VYNE Therapeutics just posted Q1 results after market close on May 15 — and the print is the week's defining tension. EPS came in at –$0.08, beating the –$0.18 estimate by ten cents. Revenue of $86,000 missed the $200,000 consensus by more than half. The gap between the beat and the miss captures where the company stands: it's burning less than feared, but generating almost nothing.
The lending market tells a story of rising but not extreme short pressure. Short interest jumped nearly 5× over the past week, now sitting at roughly 0.14% of the free float — a very low absolute level, but the pace of movement is hard to ignore. At the same time, the borrow pool is almost fully tapped: availability has tightened to a point where fewer than one share remains for every twenty already lent out, with the borrow pool at 95% used as of May 14 — within sight of the 100% ceiling it hit as recently as May 8. Cost to borrow has roughly doubled over the week to 0.66% but remains low in absolute terms, meaning short pressure is present though not yet costly to maintain.
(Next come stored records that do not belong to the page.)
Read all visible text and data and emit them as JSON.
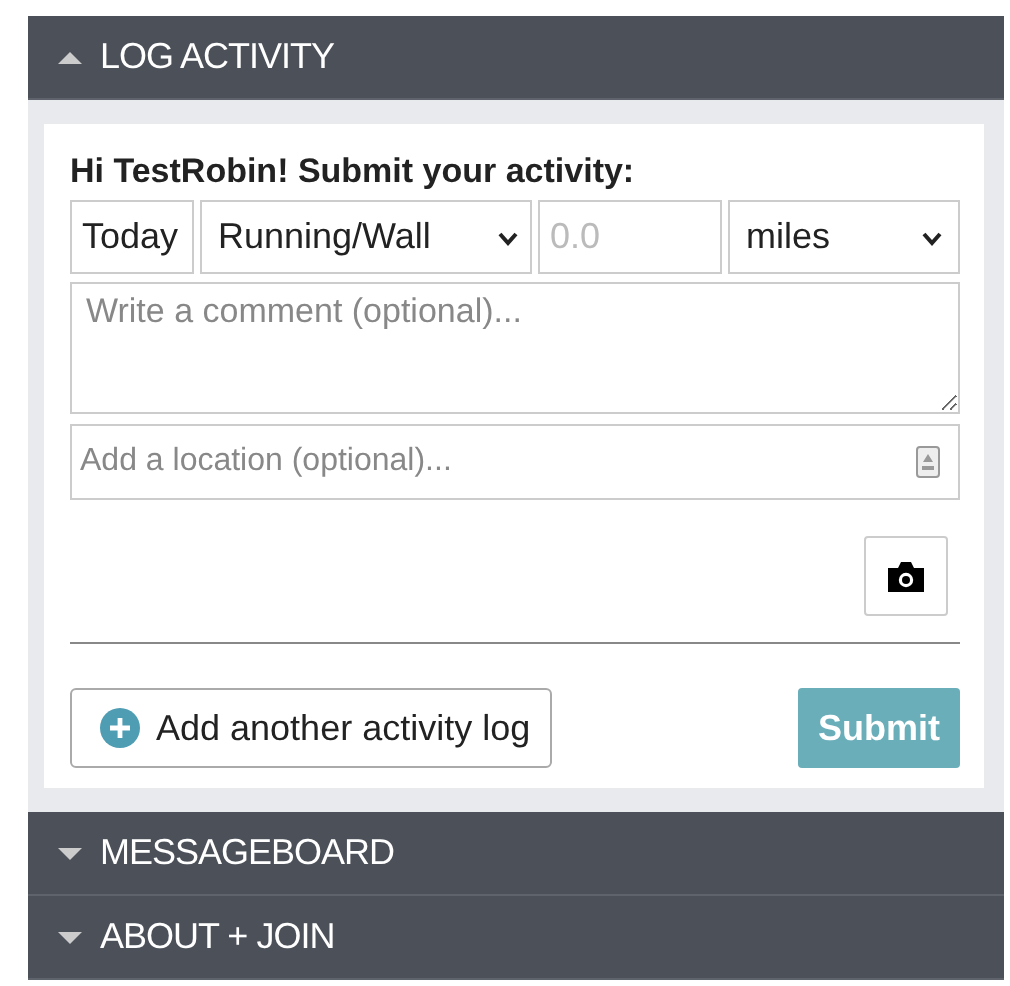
{
  "sections": [
    {
      "title": "LOG ACTIVITY",
      "expanded": true
    },
    {
      "title": "MESSAGEBOARD",
      "expanded": false
    },
    {
      "title": "ABOUT + JOIN",
      "expanded": false
    }
  ],
  "form": {
    "greeting": "Hi TestRobin! Submit your activity:",
    "date": "Today",
    "activity": "Running/Wall",
    "amount": {
      "placeholder": "0.0"
    },
    "unit": "miles",
    "comment": {
      "placeholder": "Write a comment (optional)..."
    },
    "location": {
      "placeholder": "Add a location (optional)..."
    },
    "add_button": "Add another activity log",
    "submit_button": "Submit"
  }
}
The Street is quiet after a damaging downgrade. HC Wainwright downgraded to Neutral from Buy last July, ending a long streak of maintained Buy ratings, and no fresh coverage has appeared since. Two analysts cover the stock, both on Hold. The price targets on record — ranging from $4.50 to $8.00 — are stale relative to today's $0.67 price, and the gap is too wide to reconcile cleanly; those targets likely reflect a pre-bear-case pipeline view that no longer holds. The company's own 10-Q landed Thursday alongside the earnings, and Nantahala Capital Management filed a 13G the same day, signalling its position remains a formal stake. Factor scores are modest — a utilization rank in the bottom 3% of the universe captures just how tightly lent-out this small float is, while the short score of 45.2 sits near the midpoint, consistent with moderate but not extreme bearish conviction.
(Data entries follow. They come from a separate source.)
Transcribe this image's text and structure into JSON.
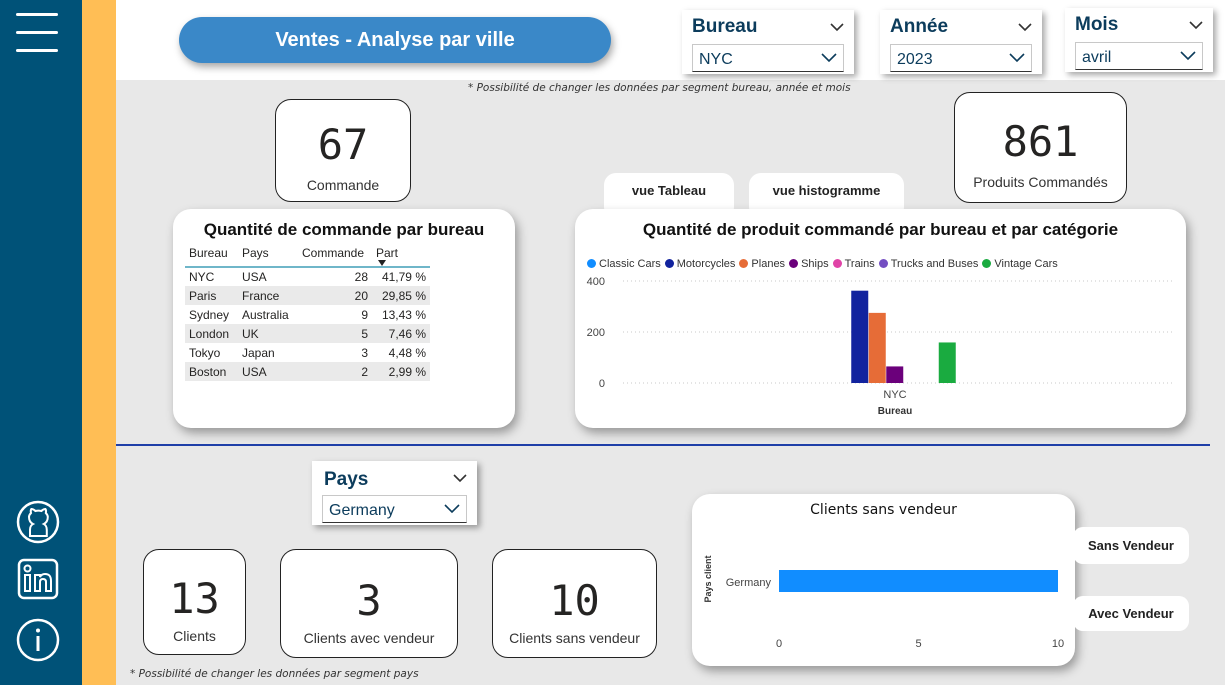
{
  "nav": {
    "icons": [
      "hamburger-menu-icon",
      "github-icon",
      "linkedin-icon",
      "info-icon"
    ]
  },
  "header": {
    "title": "Ventes - Analyse par ville",
    "note": "* Possibilité de changer les données par segment bureau, année et mois"
  },
  "slicers": {
    "bureau": {
      "label": "Bureau",
      "value": "NYC"
    },
    "annee": {
      "label": "Année",
      "value": "2023"
    },
    "mois": {
      "label": "Mois",
      "value": "avril"
    },
    "pays": {
      "label": "Pays",
      "value": "Germany"
    }
  },
  "kpis": {
    "commande": {
      "value": "67",
      "label": "Commande"
    },
    "produits": {
      "value": "861",
      "label": "Produits Commandés"
    },
    "clients": {
      "value": "13",
      "label": "Clients"
    },
    "clients_avec": {
      "value": "3",
      "label": "Clients avec vendeur"
    },
    "clients_sans": {
      "value": "10",
      "label": "Clients sans vendeur"
    }
  },
  "table_panel": {
    "title": "Quantité de commande par bureau",
    "columns": [
      "Bureau",
      "Pays",
      "Commande",
      "Part"
    ],
    "rows": [
      [
        "NYC",
        "USA",
        "28",
        "41,79 %"
      ],
      [
        "Paris",
        "France",
        "20",
        "29,85 %"
      ],
      [
        "Sydney",
        "Australia",
        "9",
        "13,43 %"
      ],
      [
        "London",
        "UK",
        "5",
        "7,46 %"
      ],
      [
        "Tokyo",
        "Japan",
        "3",
        "4,48 %"
      ],
      [
        "Boston",
        "USA",
        "2",
        "2,99 %"
      ]
    ]
  },
  "view_buttons": {
    "table": "vue Tableau",
    "histogram": "vue histogramme"
  },
  "lower": {
    "note": "* Possibilité de changer les données par segment pays",
    "sans_vendeur_btn": "Sans Vendeur",
    "avec_vendeur_btn": "Avec Vendeur"
  },
  "chart_data": [
    {
      "type": "bar",
      "title": "Quantité de produit commandé par bureau et par catégorie",
      "xlabel": "Bureau",
      "ylabel": "",
      "categories": [
        "NYC"
      ],
      "series": [
        {
          "name": "Classic Cars",
          "color": "#118dff",
          "values": [
            0
          ]
        },
        {
          "name": "Motorcycles",
          "color": "#12239e",
          "values": [
            362
          ]
        },
        {
          "name": "Planes",
          "color": "#e66c37",
          "values": [
            275
          ]
        },
        {
          "name": "Ships",
          "color": "#6b007b",
          "values": [
            65
          ]
        },
        {
          "name": "Trains",
          "color": "#e044a7",
          "values": [
            0
          ]
        },
        {
          "name": "Trucks and Buses",
          "color": "#744ec2",
          "values": [
            0
          ]
        },
        {
          "name": "Vintage Cars",
          "color": "#1aab40",
          "values": [
            159
          ]
        }
      ],
      "yticks": [
        "0",
        "200",
        "400"
      ],
      "ylim": [
        0,
        400
      ],
      "grid": true,
      "legend": "top-left"
    },
    {
      "type": "bar",
      "orientation": "horizontal",
      "title": "Clients sans vendeur",
      "ylabel": "Pays client",
      "xlabel": "",
      "categories": [
        "Germany"
      ],
      "values": [
        10
      ],
      "color": "#118dff",
      "xticks": [
        "0",
        "5",
        "10"
      ],
      "xlim": [
        0,
        10
      ]
    }
  ]
}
Insider activity across Q4 2025 and Q1 2026 shows a consistent pattern of small sales at the executive level — CEO, CFO, Chief Legal Officer, and Chief Scientific Officer all sold in both December and March. None of the transactions was large in dollar terms (the March cluster totalled roughly $15,000 across all four), and the prices were below current levels, so these reads low-significance. The more notable ownership event is Lynx1 Capital Management, which added its full 1.6 million share position in the quarter ended March 31, becoming the largest single institutional holder at roughly 4.9% of shares. That fresh entry stands against the clinical setback backdrop — VYNE's bear case centres on the Phase 2b vitiligo trial failure, the missed primary endpoint, and the termination that followed.
What to watch next is whether the Q1 10-Q filing and the Nantahala 13G — both filed the same evening as earnings — contain any forward-looking commentary on pipeline pivots or cash runway, given the company held approximately $40 million in cash at last count. Revenue of $86,000 for the quarter makes cash burn, not pipeline success, the single variable that matters most right now.